The report comes as the federal government has repeatedly stalled over another round of emergency funding for the transit agencies nationwide, which are experiencing catastrophic ridership shortfalls due to the coronavirus pandemic. By July, for example, New York City's MTA had exhausted all of the $3.7 billion that federal authorities allocated early in the pandemic under the CARES Act. Overall, the agency is facing a $16-billion overall budget gap.
“Our analysis shows [transit cuts] would have profound impacts,” said Transit Center Director of Research Steven Higashide. “Millions of people would lose access to high-quality transit near their home and workplace. Late-night commuters trying to get to essential jobs would be stranded. And, as has happened so often in this pandemic, the blow would fall most heavily on Black riders and communities of color.”

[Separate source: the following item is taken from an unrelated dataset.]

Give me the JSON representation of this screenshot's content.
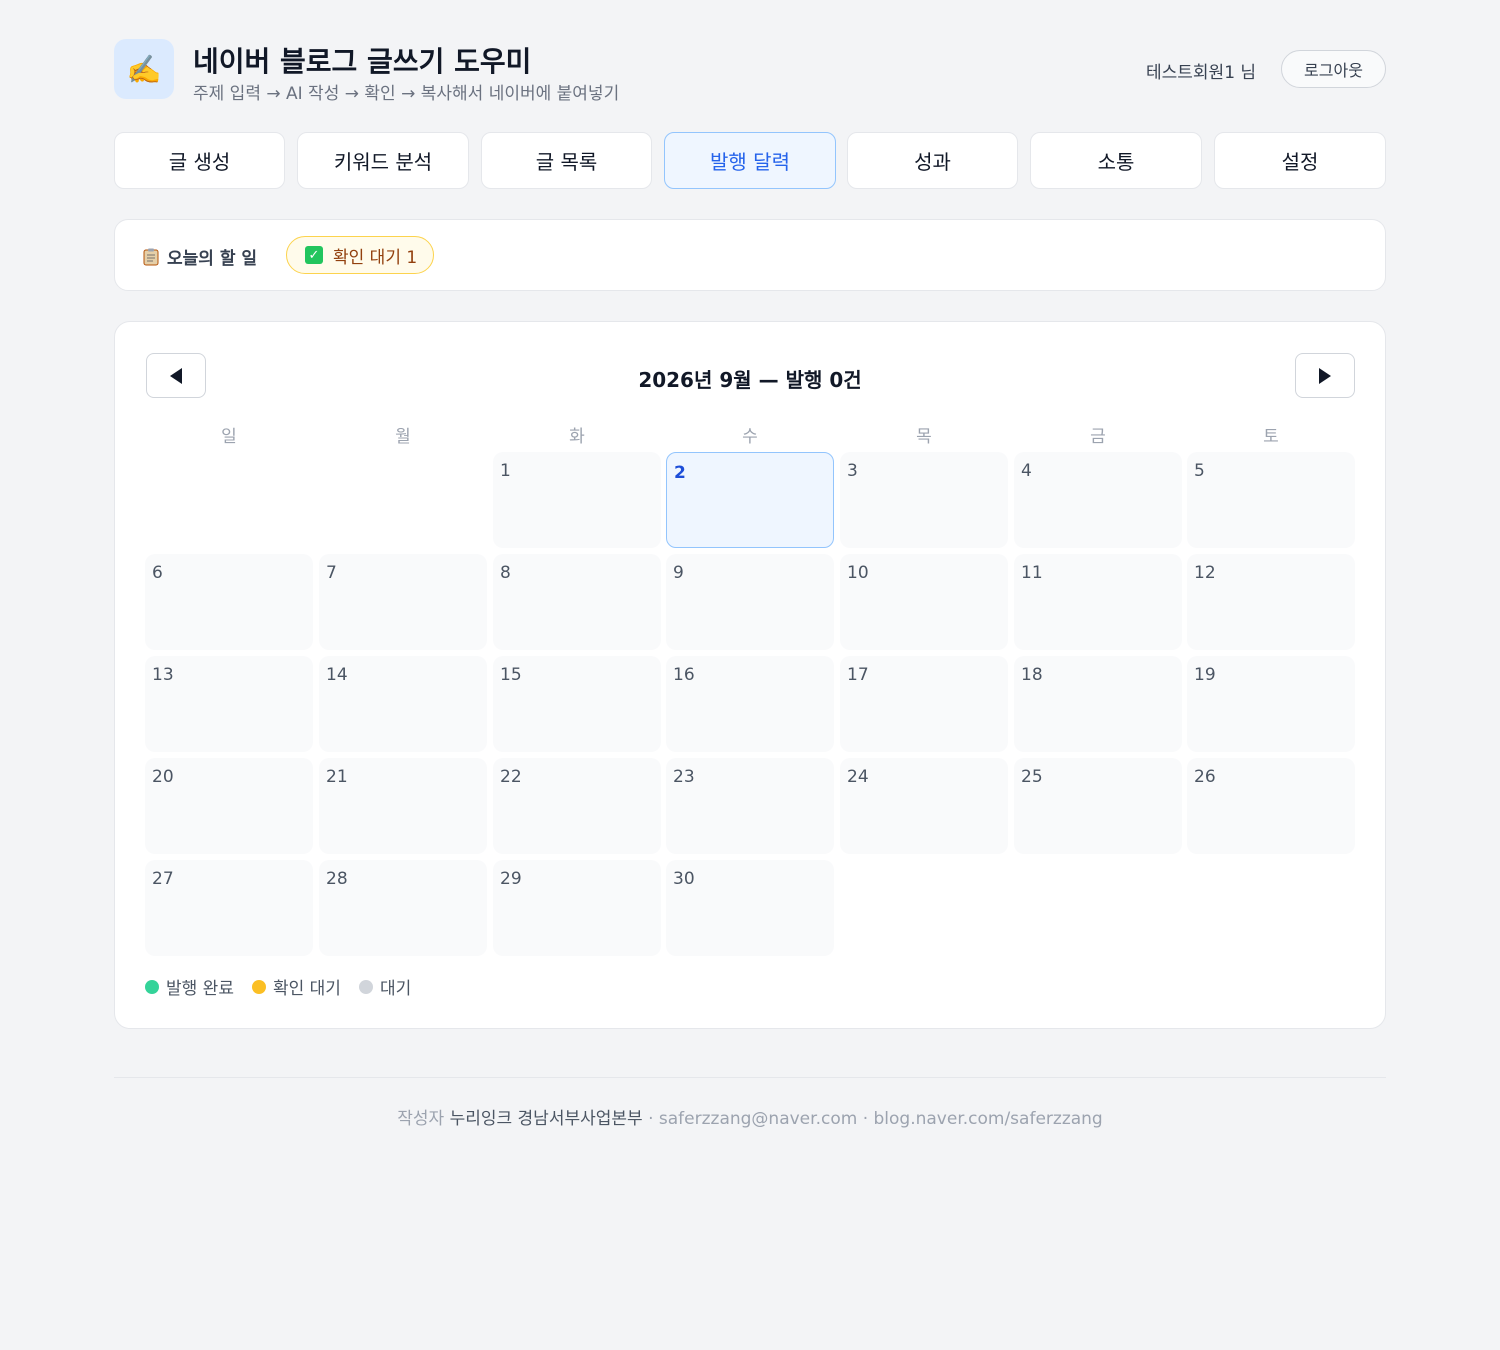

Meanwhile, the federal logjam may be about to break as House Democrats apparently are negotiating with the Trump administration on a smaller relief bill that could include some transit funding. Neither the Washington Post report on the impending legislation nor the House Democrats’ own press release mentioned transit, but the transit news is buried on pages 12 and 13 in a longer bill summary here.
It would allocate $32 billion in “transit emergency relief,” plus $2.4 billion to support Amtrak in the Northeast Corridor and elsewhere.
MTA CEO Pat Foye applauded the bill.
“We applaud Speaker Nancy Pelosi and House Democrats for including $32 billion desperately-needed relief for mass transit we’ve been advocating for in the new version of the HEROES Act,” Foye said in a statement. “I also want to thank the bipartisan New York delegation for their hard work and steadfast support.
“It’s a fact that mass transit systems across the country move local economies forward and this aid will help power the nation’s recovery. We urge Senate Republicans to pass this legislation quickly — and the President to sign it. Public transit systems simply can’t afford anything less. There is no time to waste — the jobs of millions of Americans depend on it.”